ARTE

Montmartre era una fiesta

Con el reclamo del nombre de Toulouse-Lautrec, CaixaFórum, en Madrid, revive el espíritu del París de fines del siglo XIX

Prueba litográfica de «La canción de Montmartre», de Jules Grun

Víctor Zarza

Todavía hoy, al pronunciar el topónimo «Montmartre» , evocamos automáticamente un lugar y un tiempo que en nuestra memoria mantiene unos rasgos ambientales y estéticos, una idiosincrasia, bastante definidos. El lugar es un barrio del norte de París , donde la ciudad tiene su perfil orográfico más alto, coronado por el Sacré Coeur.

El impulso reformador del barón Haussmann convirtió la hasta entonces pequeña población campesina en un suburbio de la Ville Lumière que, como tal, tendría en sus inicios una población social y económicamente muy deprimida. Corría la segunda mitad del siglo XIX. El contrapunto a este poco prometedor entorno lo pusieron los locales de diversión y esparcimiento que se instalaron en Montmartre, alrededor de los cuales comenzó a moverse un público heterogéneo (lo mejor y lo peor de la sociedad del momento), entre el que no faltaron escritores, músicos ni artistas, que acudieron en busca de inspiración, acomodo y algo más.

Lo que sucedió allí en apenas quince años se convertiría en un paradigma del ambiente bohemio, artístico por excelencia, casi legendario. Deslumbrados por aquel Montmartre que conocieron de primera mano, Rusiñol, Casas, Miguel Utrillo y algún compañero más en la aventura modernista intentarían trasplantar parte de su espíritu a Barcelona, fundando el café Els Quatre Gats (eco del parisino Le Chat Noir)
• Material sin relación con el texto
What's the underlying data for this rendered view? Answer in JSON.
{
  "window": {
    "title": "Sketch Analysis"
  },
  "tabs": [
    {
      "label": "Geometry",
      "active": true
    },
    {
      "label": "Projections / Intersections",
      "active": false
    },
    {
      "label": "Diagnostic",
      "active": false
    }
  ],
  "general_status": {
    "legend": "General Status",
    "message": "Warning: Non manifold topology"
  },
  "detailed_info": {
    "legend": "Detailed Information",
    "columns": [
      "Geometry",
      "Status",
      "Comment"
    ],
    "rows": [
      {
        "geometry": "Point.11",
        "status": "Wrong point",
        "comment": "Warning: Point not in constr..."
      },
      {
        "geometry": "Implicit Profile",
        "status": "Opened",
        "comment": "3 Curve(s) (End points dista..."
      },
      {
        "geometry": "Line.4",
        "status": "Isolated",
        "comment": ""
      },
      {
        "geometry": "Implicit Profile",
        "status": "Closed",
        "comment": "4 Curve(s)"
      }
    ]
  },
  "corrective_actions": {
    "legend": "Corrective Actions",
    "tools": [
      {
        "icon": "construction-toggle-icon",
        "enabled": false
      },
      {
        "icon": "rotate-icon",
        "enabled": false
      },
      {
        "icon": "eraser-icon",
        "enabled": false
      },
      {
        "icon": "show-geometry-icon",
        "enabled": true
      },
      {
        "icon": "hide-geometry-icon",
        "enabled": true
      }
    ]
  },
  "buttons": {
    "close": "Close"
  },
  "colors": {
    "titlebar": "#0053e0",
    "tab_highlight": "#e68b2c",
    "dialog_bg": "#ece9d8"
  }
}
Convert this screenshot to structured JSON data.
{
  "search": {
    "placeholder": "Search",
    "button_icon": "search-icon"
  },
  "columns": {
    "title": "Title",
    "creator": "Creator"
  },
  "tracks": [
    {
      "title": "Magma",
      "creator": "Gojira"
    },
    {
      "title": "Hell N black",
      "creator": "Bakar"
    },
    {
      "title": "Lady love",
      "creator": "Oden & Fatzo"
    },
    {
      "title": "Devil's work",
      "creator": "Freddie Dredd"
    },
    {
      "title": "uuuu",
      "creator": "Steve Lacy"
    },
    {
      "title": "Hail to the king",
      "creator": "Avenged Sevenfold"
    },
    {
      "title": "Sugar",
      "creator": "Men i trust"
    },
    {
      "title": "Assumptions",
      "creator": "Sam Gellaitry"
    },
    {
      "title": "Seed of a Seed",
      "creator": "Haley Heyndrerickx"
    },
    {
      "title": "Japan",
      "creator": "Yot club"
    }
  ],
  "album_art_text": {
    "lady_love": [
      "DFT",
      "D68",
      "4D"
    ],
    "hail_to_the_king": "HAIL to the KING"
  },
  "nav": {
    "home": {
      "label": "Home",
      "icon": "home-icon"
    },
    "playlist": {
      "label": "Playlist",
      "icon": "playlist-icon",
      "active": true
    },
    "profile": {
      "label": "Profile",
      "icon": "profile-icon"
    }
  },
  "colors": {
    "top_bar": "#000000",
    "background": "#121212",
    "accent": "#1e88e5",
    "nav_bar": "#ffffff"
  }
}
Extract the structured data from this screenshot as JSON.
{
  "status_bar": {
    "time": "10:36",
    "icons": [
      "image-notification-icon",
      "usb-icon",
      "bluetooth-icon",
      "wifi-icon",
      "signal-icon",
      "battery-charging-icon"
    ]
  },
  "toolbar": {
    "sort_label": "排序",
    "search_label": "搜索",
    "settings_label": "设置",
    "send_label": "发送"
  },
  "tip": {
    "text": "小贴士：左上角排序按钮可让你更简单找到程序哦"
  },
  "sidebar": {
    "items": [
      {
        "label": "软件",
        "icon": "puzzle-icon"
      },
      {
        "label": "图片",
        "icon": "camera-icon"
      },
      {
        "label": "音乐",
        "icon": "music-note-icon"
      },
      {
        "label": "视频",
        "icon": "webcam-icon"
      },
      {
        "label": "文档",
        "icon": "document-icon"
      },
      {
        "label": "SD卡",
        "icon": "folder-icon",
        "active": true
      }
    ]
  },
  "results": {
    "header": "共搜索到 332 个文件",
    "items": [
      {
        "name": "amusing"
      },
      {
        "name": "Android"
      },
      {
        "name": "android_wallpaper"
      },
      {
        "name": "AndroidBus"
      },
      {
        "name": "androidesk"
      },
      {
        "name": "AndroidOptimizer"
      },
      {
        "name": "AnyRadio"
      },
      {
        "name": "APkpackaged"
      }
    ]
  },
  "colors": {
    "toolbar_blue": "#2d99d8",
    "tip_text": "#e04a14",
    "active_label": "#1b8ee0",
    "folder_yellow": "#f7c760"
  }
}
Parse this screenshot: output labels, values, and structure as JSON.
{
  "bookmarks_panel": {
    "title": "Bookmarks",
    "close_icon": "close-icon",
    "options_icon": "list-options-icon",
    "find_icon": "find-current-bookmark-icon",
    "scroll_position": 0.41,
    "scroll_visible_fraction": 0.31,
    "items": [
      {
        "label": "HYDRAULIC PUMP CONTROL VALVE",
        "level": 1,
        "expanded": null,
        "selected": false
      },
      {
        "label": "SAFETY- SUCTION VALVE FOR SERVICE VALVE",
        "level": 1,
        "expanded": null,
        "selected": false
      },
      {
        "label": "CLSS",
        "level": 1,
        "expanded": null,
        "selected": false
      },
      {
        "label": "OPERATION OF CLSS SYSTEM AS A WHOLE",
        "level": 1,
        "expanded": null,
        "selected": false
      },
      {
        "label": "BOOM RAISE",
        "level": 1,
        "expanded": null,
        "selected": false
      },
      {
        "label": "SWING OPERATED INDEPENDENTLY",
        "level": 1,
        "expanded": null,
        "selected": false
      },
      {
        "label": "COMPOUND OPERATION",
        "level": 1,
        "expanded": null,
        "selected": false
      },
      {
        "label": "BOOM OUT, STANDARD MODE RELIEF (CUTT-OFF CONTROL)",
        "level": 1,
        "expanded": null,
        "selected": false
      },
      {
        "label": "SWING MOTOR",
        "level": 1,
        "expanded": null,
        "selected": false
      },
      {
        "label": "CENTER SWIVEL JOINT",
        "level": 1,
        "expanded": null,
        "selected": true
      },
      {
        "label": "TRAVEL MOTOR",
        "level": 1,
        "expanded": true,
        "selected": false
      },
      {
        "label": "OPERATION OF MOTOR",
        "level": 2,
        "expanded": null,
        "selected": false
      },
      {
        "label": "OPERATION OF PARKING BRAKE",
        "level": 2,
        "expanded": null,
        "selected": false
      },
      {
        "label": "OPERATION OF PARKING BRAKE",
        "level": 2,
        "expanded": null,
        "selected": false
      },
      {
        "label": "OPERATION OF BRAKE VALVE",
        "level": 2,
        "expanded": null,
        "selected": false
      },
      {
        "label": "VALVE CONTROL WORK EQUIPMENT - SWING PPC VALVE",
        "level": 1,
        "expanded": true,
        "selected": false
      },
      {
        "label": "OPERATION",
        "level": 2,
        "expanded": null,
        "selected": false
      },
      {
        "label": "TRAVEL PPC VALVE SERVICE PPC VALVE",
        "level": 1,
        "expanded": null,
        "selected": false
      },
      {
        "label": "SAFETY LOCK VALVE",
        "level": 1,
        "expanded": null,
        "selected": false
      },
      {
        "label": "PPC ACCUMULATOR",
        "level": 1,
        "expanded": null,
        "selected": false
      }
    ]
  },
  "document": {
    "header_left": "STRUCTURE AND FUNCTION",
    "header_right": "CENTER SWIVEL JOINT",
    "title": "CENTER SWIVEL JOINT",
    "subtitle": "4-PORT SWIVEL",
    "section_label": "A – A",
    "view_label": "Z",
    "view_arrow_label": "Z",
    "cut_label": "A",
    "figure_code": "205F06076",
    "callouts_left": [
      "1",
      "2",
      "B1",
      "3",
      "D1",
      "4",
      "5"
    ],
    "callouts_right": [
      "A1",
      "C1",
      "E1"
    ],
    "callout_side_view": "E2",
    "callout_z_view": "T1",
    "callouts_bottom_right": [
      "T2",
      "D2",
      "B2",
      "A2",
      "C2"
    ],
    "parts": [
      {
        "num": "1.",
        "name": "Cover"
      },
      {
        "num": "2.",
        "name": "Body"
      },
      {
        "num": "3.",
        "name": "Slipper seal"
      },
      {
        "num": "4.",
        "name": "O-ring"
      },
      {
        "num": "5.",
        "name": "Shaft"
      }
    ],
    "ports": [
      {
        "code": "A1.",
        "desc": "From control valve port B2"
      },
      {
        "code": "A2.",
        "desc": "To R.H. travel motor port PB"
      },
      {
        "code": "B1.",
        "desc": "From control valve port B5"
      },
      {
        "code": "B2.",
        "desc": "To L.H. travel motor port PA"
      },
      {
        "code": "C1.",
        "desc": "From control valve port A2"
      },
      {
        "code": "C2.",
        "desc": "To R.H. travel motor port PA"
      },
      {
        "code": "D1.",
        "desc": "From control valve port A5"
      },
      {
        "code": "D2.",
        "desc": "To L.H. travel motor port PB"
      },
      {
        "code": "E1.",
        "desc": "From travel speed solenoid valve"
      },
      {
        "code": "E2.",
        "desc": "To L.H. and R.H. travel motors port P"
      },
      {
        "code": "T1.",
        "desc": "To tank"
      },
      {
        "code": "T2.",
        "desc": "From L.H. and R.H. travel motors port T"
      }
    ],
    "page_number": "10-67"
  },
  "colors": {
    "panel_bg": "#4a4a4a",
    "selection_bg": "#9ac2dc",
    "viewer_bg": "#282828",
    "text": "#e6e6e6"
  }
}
Aunque en el título de esta exposición aparece como protagonista Henri de Toulouse-Lautrec , lo cierto es que la misma va mucho más allá de su producción, ya que comprende la de otros colegas de la época.

Fuera de discusión

Pero el pequeño aristócrata nacido en Albi fue, sin duda, el representante más conspicuo de aquel breve e intenso periodo; a pesar de que su desdichada biografía le haya aportado una fama considerable y algo anecdótica (pareja a la de su coetáneo Van Gogh ), su obra posee un grado de calidad y originalidad que está fuera de discusión. «Pintor de la vida moderna» -como reclamara Baudelaire en un célebre texto-, lo fue con todas las consecuencias.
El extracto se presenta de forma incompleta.